The article also notes the national and international competition for star-power professors.

In its effort to be among the top-three research universities, the U has focused on hiring superstar researchers who require “compensation, plus facilities, plus support staff, plus instruments,” said professor Judith Martin, chair of the University Senate Finance and Planning Committee.

“This isn’t a local market,” Martin said. “Particularly in the sciences, it’s an international market. That’s not always well-understood by students and, from my perspective, the public. People think anybody could teach a class.” …

Recently, the U has faced “a real escalation” in competition to keep the star professors, said Provost Thomas Sullivan. “The reputation of a university rests on the reputation of its faculty,” he said.

During the 2007-08 school year, the Twin Cities’ faculty of about 2,300 received 111 offers from other universities that the U countered. The year before, there were fewer than 100. The counter-offers usually include a mix of “additional salary, additional lab space and greater support for graduate students,” Sullivan said, and their cost is borne by individual colleges or departments.

An inference from the STrib story that will certainly be made by the tax increase crowd, is that the state needs to generate more tax dollars so it can spend more on higher education to keep the University of Minnesota competitive. The state needs to provide more tuition aid so that students aren’t faced with tuition increases. And of course, those tax increases must be paid for by “the rich” – you know, like those highly sought after college professors that the University is paying well over six figures to attract and keep.

So, when the University increases student tuition, not all of the increase goes to pay a highly skilled professor for the actual value delivered to the student and the University; the student also pays increased tuition to cover Minnesota’s higher individual income tax rate on high earners.
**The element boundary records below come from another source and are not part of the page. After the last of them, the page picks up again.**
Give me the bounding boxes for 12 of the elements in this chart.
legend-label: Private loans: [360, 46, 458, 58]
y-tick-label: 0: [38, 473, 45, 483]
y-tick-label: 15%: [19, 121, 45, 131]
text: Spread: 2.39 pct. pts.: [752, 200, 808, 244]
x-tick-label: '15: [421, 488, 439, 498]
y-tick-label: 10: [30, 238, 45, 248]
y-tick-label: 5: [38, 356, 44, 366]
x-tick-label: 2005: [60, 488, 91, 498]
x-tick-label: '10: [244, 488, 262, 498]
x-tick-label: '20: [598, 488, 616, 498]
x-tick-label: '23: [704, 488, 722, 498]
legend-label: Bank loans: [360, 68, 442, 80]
Lab technicians, professors without tenure, cafeteria workers and other University employees with relatively interchangeable skills, receive lower wages than they otherwise might because the University is not just compensating the star-power professor for his value students and to the University; the University must overcompensate the professor for his actual value to compensate him for Minnesota’s tax code.

There’s an ironic circularity in all this: The state, we are told, needs to raise taxes on the state’s highest earners so the state has the money to invest in higher education and student tuition aid to compensate for increased costs of attracting star-power professors – who require salaries that put them among the state’s highest earners.

As I noted in a recent Pioneer Press column

A uniquely skilled individual commanding a high salary can work just about anywhere he chooses. The mobile worker, the kind who pays the most taxes, will gravitate to where his net income, not gross income, is highest. To lure and keep highly productive individuals in Minnesota, Minnesota employers, including school districts looking for superintendents and universities seeking nationally known professors, must pay higher gross salaries to compete with low-tax states.

Higher salaries for those already earning top dollar don’t just increase the salary gap; they contribute to higher consumer prices and lower wages for non-mobile workers — the rest of us. When a company pays top-earners more to compensate for high tax rates, it means fewer dollars available to pay the rest of a company’s employees, further increasing the real wage gap irrespective of what the Tax Incidence percentages indicate.

Sensible, economics-based tax reform, “economics” being one of the subjects taught at those institutions of higher learning, might consider reducing income-taxes to make Minnesota more attractive to highly skilled and mobile individuals. Certainly we should not make it even more difficult and expensive for the University by raising taxes on the people it is trying to hire.